NEW European Commission efforts to consolidate EU water policy look likely to throw the spotlight on deep divisions within the member states on the whole question of setting standards.

Throughout the EU, opinions vary over the extent to which standards should be fixed on a Union-wide basis. Divisions also exist over how to achieve the right balance between minimum standards for the quality of water and targets for the prevention of emissions.

With three proposed directives already under debate, there is little prospect of serious progress for at least 12 months.

A new Commission discussion paper represents its first attempt to bring consistency and coherence to a policy which officials admit “has a northern bias”, having been drawn up in the early 1970s before the accession of Greece, Spain and Portugal. This follows an initiative earlier this year from both the Council of Ministers and Parliament.

Nobody is in any doubt that the Commission has set itself an extremely ambitious target in seeking a framework directive to cover surface and groundwater. Its paper is deliberately vague, reflecting the fine line that officials in DGXI, the Directorate-General for the environment, are forced to take between those favouring an emissions-based policy and those favouring quality standards, and industrial and environmental interests.

EU water policy currently has several strands and amendments to the drinking and bathing water directives and the proposed Ecological Quality of Water Directive will further complicate the picture.

The new approach would encourage member states to draw up integrated programmes to meet quality standards, taking existing emission controls into account.

Commission officials admit that the paper is thin on detail, but believe that it will allow a political steer to be given when EU environment ministers meet informally this weekend (21/22 October) in Doñana.

The Commission is realistic about its chances of navigating too wide-ranging a measure through a Council with such divergent views. “This is certainly an extremely ambitious idea,” an official said.

Member state officials are hopeful that discussions on the framework will progress more smoothly than those on the Ecological Quality of Water Directive, which one official described as “probably the vaguest proposal we've ever had”. Talks in working groups have exposed huge differences in views.

In general Germany, likely to be the largest obstacle to agreeing a framework directive, favours emission controls, while the UK's “pragmatic” approach is mainly concerned with the cost-effectiveness of water-quality measures.

Nordic countries continue to press for EU standards to go further than they do now, while others believe that it is not for the EU to decide centrally on water-quality issues when local conditions are so variable.

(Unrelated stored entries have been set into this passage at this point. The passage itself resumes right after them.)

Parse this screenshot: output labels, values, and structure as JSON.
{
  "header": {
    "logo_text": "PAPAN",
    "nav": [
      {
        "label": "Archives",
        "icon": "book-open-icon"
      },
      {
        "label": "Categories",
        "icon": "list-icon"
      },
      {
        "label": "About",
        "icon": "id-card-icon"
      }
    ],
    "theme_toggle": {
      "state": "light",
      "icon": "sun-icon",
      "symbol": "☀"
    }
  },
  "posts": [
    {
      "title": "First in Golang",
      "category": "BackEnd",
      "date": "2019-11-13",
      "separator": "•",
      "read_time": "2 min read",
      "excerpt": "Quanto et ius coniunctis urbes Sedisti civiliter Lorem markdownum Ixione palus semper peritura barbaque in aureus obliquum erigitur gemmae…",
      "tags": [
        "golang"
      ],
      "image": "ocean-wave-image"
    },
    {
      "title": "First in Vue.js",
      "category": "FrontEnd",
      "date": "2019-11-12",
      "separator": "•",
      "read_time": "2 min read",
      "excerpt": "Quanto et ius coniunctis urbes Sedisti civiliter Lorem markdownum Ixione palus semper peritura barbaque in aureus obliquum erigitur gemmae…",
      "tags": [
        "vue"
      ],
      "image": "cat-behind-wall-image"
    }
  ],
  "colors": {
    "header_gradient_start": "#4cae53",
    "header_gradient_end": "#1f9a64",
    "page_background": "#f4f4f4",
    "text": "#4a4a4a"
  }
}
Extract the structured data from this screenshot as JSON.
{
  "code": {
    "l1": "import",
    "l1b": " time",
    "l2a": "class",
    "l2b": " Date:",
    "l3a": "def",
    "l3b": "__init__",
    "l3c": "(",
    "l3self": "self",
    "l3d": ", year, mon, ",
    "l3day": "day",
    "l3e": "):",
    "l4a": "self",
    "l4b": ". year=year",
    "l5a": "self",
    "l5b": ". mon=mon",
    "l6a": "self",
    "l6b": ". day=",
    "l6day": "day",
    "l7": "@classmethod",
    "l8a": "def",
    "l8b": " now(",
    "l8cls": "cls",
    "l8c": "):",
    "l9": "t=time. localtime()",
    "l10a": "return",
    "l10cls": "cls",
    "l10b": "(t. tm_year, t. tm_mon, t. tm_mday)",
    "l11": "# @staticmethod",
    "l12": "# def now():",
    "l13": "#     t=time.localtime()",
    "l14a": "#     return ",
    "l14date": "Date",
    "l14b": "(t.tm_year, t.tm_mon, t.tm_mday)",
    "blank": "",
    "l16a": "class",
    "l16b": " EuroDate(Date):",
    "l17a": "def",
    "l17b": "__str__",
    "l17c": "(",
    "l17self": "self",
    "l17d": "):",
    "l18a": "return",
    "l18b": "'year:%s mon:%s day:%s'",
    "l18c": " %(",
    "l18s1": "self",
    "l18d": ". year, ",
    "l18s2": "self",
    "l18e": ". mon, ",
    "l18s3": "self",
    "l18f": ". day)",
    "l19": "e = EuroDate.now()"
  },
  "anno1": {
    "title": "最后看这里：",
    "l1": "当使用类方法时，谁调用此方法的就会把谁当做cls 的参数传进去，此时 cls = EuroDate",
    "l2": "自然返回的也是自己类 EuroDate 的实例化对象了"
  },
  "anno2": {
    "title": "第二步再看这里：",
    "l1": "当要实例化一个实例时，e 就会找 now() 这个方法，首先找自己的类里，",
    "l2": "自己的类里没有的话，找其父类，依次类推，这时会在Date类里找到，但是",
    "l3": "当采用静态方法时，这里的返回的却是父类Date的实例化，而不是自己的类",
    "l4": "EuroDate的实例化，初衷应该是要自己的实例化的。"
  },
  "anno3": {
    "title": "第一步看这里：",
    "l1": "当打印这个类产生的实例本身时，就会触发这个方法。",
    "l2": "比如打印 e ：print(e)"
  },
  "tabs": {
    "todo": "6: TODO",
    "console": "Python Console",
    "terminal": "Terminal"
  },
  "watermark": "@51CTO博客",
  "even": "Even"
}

Several northern member states suspect widespread malpractice in the south, particularly on what the report calls the “much criticised” bathing water directive.

Initial reactions from a range of member states to the idea of a framework are described by officials as “fairly positive”.

Ideally, the Commission would like to bring forward a formal communication before the end of the year, although an official admitted that “we are not clear yet how detailed it will be” and that it would probably be held up until the new year. This would form the basis for discussions with interested parties before a formal proposal could be prepared late in 1996.

It would certainly include monitoring systems to assess whether quality objectives have been met and to encourage member states to draw up water quality plans to achieve those objectives.

As has been the accepted norm since discussions on the Ecological Quality of Water Directive, management plans would operate for river basins rather than political or administrative regions.

Common definitions would replace the plethora of terms in existing directives and a new administrative framework would provide a simple mechanism to review EU legislation on a regular basis.

Although much of what is envisaged would supersede programmes suggested in the Ecological Quality proposal and extend them to cover water quality, the framework would aim to complement existing legislation on emission controls.